Sechs Wochen lebe ich schon in diesem Glück. Uns fehlt nichts. Wenn wir gesund bleiben, möchte ich mit keinem Menschen tauschen.
Ketty ist fleißig, haushälterisch, freundlich und zuvorkommend. Sie versteht es, meinen Eltern jeden Wunsch von den Augen abzulesen. Sie ist die Sonne des Hauses.
Neues Leben hat sie auf unsern Hof gebracht. Ich habe noch nie so leicht, so gerne gearbeitet. Erst jetzt hat die Arbeit Lebenszweck. Ich weiß, für wen ich arbeite.
Merkwürdig. Wie das alles gekommen ist seit diesem Abschiedsbrief von Berta.
Ich habe gekämpft, gestrebt, mich aufgelehnt. Ich trauerte mit Berta um das verlorene, entrissene Glück. Ich wollte nicht den neuen Weg zum neuen Glück gehen.
So ging eine Woche um die andere dahin. Meine Herzenswunde vernarbte, und die Trauer verwandelte sich nach und nach in Entsagung, stilles Gedenken.
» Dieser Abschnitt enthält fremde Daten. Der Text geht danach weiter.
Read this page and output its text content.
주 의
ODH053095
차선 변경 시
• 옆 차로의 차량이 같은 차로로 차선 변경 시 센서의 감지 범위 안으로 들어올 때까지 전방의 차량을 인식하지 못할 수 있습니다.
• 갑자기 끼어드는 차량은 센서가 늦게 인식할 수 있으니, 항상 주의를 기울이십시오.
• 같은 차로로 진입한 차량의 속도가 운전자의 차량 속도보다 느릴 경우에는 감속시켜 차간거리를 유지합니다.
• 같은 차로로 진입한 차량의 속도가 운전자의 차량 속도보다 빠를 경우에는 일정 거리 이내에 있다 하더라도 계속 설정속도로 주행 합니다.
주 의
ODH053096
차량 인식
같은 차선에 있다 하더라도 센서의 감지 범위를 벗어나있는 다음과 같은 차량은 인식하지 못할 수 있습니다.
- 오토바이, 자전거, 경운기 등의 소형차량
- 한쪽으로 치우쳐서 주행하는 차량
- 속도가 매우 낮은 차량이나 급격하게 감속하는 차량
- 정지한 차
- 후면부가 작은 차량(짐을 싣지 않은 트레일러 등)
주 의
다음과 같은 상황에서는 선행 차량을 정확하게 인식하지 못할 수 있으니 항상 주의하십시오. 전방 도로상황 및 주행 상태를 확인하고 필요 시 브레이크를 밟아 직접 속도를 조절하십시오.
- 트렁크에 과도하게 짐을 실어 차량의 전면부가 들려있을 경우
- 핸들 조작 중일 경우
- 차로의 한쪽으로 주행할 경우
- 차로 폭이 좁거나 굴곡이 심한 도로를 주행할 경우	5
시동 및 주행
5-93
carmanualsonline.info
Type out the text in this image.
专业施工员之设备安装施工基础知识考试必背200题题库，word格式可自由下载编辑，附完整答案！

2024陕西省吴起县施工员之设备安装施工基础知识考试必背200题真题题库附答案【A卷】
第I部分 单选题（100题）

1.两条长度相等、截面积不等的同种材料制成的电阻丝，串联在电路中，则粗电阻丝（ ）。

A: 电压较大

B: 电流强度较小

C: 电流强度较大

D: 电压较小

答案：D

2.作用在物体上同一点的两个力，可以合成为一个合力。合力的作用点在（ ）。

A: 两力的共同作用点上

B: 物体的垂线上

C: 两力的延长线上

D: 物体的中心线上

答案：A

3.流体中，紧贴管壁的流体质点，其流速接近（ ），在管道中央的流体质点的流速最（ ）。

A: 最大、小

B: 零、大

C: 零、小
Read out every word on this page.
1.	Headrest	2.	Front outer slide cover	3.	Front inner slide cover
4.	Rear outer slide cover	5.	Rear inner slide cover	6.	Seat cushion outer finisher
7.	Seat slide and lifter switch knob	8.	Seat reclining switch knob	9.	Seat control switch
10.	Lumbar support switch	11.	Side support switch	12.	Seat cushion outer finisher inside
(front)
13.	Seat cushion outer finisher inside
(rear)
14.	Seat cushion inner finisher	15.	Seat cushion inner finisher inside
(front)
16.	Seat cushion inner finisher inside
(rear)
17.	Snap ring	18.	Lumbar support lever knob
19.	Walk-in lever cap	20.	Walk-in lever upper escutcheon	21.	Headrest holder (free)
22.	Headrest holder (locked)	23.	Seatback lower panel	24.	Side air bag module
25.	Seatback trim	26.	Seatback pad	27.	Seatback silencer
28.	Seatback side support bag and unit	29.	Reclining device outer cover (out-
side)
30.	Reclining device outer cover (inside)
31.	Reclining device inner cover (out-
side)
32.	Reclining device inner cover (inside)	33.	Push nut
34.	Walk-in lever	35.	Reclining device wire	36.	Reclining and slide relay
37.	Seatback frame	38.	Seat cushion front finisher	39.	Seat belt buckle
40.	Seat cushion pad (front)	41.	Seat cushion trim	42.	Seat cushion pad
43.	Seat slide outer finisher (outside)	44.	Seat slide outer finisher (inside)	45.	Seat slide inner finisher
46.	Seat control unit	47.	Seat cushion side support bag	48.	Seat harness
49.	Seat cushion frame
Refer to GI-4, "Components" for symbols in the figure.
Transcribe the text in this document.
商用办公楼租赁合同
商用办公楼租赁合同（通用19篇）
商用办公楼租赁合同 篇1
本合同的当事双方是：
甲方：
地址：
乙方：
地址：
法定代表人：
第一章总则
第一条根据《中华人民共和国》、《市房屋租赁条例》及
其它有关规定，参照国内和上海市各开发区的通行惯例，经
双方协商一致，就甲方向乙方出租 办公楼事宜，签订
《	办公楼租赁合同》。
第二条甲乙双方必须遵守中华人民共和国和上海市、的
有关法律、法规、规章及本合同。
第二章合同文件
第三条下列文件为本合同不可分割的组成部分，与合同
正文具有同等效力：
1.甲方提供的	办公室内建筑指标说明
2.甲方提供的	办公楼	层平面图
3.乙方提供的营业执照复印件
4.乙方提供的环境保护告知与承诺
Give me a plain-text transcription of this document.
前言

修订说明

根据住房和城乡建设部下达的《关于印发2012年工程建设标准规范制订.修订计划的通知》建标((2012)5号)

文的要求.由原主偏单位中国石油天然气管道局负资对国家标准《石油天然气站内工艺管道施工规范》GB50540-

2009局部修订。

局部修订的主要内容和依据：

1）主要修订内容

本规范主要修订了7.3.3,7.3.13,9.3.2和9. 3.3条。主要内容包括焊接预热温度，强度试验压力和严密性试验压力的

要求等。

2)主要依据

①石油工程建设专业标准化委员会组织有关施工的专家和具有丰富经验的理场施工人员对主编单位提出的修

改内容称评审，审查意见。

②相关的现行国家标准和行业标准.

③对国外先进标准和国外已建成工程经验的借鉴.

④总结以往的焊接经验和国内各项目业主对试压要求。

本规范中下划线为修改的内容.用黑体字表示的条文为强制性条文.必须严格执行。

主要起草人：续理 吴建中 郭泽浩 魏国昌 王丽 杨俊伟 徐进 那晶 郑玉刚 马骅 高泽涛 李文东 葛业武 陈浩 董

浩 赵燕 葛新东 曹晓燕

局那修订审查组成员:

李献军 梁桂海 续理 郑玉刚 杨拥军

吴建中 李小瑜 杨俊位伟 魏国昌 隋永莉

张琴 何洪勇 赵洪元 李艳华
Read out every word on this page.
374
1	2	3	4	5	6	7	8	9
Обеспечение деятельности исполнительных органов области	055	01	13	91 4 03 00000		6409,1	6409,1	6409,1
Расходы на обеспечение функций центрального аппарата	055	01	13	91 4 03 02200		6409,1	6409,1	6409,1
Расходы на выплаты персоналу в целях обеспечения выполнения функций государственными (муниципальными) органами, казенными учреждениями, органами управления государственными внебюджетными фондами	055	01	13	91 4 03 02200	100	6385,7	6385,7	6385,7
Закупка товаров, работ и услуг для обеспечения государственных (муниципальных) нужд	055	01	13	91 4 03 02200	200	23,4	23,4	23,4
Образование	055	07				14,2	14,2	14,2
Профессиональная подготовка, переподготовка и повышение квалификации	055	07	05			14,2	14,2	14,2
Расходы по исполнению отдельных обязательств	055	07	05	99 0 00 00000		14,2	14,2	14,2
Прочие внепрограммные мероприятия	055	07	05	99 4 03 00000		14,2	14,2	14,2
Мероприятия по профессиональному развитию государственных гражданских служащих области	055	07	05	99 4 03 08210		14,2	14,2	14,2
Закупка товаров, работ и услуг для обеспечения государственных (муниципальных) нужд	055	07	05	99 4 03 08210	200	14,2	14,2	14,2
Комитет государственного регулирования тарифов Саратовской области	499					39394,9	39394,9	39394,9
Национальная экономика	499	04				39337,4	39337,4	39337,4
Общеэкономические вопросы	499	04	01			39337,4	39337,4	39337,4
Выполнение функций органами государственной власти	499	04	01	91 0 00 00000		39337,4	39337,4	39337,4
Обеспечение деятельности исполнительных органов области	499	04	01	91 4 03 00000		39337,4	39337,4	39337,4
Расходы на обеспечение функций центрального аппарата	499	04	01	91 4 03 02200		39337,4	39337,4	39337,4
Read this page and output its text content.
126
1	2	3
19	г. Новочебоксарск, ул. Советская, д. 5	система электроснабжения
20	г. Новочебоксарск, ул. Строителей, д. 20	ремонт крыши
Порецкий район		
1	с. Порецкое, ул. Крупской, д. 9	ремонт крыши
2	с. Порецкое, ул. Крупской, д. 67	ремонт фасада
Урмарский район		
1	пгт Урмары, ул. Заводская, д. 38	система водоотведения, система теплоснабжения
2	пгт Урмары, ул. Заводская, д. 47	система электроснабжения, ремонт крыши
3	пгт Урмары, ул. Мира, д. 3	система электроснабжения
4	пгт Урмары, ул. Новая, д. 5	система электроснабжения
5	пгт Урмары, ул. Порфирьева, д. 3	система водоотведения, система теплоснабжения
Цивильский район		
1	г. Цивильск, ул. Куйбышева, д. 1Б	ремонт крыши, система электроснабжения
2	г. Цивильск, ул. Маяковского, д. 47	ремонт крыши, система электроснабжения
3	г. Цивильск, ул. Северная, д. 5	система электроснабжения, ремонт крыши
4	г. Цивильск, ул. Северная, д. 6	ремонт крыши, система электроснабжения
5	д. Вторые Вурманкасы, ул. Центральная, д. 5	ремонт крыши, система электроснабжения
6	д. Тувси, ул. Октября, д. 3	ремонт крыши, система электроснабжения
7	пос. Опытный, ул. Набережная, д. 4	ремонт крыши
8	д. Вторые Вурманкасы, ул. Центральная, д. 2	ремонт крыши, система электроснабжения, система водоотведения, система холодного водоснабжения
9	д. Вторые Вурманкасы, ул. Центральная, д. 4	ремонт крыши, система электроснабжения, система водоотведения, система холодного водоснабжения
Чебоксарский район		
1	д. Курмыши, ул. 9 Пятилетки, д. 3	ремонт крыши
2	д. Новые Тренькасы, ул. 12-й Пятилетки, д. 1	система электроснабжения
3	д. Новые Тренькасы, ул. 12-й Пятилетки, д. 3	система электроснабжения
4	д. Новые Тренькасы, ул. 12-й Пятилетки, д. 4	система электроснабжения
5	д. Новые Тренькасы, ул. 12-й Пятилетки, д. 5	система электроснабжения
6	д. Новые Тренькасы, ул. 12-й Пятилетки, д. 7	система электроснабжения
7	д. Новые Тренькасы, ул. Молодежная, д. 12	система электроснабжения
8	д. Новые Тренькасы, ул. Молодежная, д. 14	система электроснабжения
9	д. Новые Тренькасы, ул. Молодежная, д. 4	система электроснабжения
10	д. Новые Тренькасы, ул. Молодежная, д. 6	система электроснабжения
Ich dachte noch oft an Berta. Aber meine Gedanken hafteten nicht untätig, gelähmt an ihr. Sie flogen weiter, suchten Bertas Freundin auf. Und die Sehnsucht ging neben uns und flüsterte mir von Glück und schöner Zukunft. Und Berta zeigte auf Ketty. Ich hörte sie sagen: „Greif zu, dort ist dein Glück.“
So gingen meine Gedanken. Zuerst verschwommen, dann stärker, sehnsuchtsvoller.
Das war keine Untreue. Das war der Wille Bertas.
So schlich sich nach und nach das Bild der blonden Ketty in mein Herz.